Swiss holding companies are as popular as they always have been, with many business owners seeing them as vital to staying competitive in increasingly difficult markets. The process to establish a holding company is relatively straightforward but there is still a procedure that needs to be adhered to and certain criteria met.

If you feel the formation of a holding company could benefit your business operations, keep reading and in this article we’ll provide an overview of the process.

What Is a Swiss Holding Company?

A holding company refers to any company that acts as an umbrella for another company or set of business interests. The purpose is to act as a vehicle for regulatory and tax compliance with the aim of making the businesses concerned more tax efficient.

Switzerland is a popular location for the formation of a holding company as the tax laws present are very attractive and are usually much lower than anywhere else you could choose to operate a business from. For this reason, many large international corporations form part of and sit underneath a holding company which has a stake in its assets.

How Do I Qualify?

To qualify for such a beneficial tax regime, several criteria must first be met. These include;

  • The corporation must state that the main fiscal activity of the company is the long-term management of equity investments.
  • The corporation concerned must not be involved with the operational business activity in Switzerland. This essentially means that no business activities relating to the companies covered by the holding company can be conducted in Switzerland. Certain activities however, such as the management of the company itself and its investments as well as providing services on behalf of the consolidated group may be possible.
  • Finally, either the company’s involvement must represent two-thirds of the assets in its balance sheet based upon a market valuation, or the income derived from such participation such as dividends and capital gains must constitute at least two-thirds of its total income. The ownership of shares of corporations, various limited liability companies, cooperatives, and certificates of participation are considered to be permissible or qualifying participations.

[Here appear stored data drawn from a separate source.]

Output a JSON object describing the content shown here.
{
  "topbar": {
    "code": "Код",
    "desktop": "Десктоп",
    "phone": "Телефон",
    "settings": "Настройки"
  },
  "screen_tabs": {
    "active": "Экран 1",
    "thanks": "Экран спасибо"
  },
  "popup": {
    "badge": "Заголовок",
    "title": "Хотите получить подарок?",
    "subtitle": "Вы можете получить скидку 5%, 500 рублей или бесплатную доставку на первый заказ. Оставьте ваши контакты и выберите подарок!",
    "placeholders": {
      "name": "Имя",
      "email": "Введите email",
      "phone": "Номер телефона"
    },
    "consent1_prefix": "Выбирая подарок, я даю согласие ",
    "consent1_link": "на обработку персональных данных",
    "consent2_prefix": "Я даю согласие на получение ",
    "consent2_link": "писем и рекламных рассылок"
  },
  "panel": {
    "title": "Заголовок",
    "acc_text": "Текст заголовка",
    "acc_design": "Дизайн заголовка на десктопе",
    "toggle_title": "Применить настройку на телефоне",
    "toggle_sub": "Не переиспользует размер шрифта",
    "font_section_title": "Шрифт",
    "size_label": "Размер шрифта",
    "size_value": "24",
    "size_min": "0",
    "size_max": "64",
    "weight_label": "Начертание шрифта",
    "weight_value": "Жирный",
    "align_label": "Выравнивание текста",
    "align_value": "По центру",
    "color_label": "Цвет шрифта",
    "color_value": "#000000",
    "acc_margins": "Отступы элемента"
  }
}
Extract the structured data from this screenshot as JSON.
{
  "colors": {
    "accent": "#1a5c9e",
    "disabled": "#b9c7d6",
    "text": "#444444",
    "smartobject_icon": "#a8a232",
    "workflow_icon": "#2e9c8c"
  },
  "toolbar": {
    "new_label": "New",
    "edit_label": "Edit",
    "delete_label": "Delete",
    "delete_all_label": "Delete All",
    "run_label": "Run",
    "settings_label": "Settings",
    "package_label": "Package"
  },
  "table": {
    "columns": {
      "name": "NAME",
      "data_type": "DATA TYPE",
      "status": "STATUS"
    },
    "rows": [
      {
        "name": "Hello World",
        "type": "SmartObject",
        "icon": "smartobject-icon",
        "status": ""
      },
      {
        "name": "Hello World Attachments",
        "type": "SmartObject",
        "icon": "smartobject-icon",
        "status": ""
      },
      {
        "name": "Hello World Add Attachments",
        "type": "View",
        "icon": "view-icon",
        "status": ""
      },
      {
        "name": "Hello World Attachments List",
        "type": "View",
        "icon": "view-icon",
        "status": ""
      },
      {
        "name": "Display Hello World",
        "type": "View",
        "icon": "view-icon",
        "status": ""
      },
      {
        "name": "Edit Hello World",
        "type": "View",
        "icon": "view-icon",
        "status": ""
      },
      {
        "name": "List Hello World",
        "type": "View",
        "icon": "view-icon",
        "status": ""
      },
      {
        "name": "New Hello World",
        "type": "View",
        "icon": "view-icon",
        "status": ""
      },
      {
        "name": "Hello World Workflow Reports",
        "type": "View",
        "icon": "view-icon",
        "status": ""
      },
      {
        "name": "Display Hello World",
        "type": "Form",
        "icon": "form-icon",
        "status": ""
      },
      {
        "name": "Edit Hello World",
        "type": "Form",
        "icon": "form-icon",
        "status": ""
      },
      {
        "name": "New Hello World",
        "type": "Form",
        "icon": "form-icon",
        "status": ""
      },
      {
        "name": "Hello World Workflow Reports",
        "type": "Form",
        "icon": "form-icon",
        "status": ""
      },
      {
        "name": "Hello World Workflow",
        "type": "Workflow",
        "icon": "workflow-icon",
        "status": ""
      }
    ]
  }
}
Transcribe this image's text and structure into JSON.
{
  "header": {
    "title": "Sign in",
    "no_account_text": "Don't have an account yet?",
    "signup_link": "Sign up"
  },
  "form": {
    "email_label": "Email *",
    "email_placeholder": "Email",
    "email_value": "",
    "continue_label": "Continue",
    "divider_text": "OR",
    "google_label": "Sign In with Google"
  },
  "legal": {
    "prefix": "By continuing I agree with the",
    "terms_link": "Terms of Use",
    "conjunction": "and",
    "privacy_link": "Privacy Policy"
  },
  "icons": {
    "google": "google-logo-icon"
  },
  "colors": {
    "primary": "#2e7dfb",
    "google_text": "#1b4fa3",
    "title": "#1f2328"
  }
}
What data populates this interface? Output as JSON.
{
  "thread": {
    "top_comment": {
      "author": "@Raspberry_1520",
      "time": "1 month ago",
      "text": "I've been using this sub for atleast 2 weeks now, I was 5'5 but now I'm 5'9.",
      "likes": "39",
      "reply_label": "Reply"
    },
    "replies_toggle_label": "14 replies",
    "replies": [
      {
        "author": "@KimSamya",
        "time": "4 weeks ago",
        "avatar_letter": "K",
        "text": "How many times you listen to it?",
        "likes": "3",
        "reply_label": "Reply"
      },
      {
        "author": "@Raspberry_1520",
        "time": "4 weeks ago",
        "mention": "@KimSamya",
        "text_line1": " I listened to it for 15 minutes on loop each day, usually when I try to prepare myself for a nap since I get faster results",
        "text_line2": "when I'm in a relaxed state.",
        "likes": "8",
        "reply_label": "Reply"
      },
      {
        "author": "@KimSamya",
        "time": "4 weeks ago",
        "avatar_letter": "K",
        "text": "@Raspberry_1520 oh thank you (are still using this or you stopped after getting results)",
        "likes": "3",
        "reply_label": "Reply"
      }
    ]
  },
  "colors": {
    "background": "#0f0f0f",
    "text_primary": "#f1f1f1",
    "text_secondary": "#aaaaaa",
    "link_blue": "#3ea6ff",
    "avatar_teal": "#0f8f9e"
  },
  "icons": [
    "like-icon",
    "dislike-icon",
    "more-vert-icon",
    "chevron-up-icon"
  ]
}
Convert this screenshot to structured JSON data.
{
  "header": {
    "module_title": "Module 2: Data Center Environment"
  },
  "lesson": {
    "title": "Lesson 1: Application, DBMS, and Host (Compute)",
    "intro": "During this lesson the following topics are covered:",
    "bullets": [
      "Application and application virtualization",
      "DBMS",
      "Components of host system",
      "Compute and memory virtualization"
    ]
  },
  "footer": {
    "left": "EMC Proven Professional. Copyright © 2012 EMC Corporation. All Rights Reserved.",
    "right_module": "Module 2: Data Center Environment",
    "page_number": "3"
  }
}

The Formation of Your Company

The minimum share capital on a holding company’s balance sheet for the incorporation of a company must be at least CHF20,000 for a private limited company and CHF100,000 for a public limited company.This means that much smaller companies who aren’t in possession of such assets would not qualify for being held under a Swiss holding company.

If you feel as if you’re able to meet the criteria we’ve outlined, your next step is to get in touch with a specialist who can further assist you in the process. Swiss company formation can be handled by one of several consultancy firms who operate within Switzerland and are familiar with the laws and regulations of the country. They will also be able to offer any further services you may require such as the administration and day to day running of the holding company.

Your tax liability can be reduced considerably under a holding company so seek further advice on how much you stand to benefit.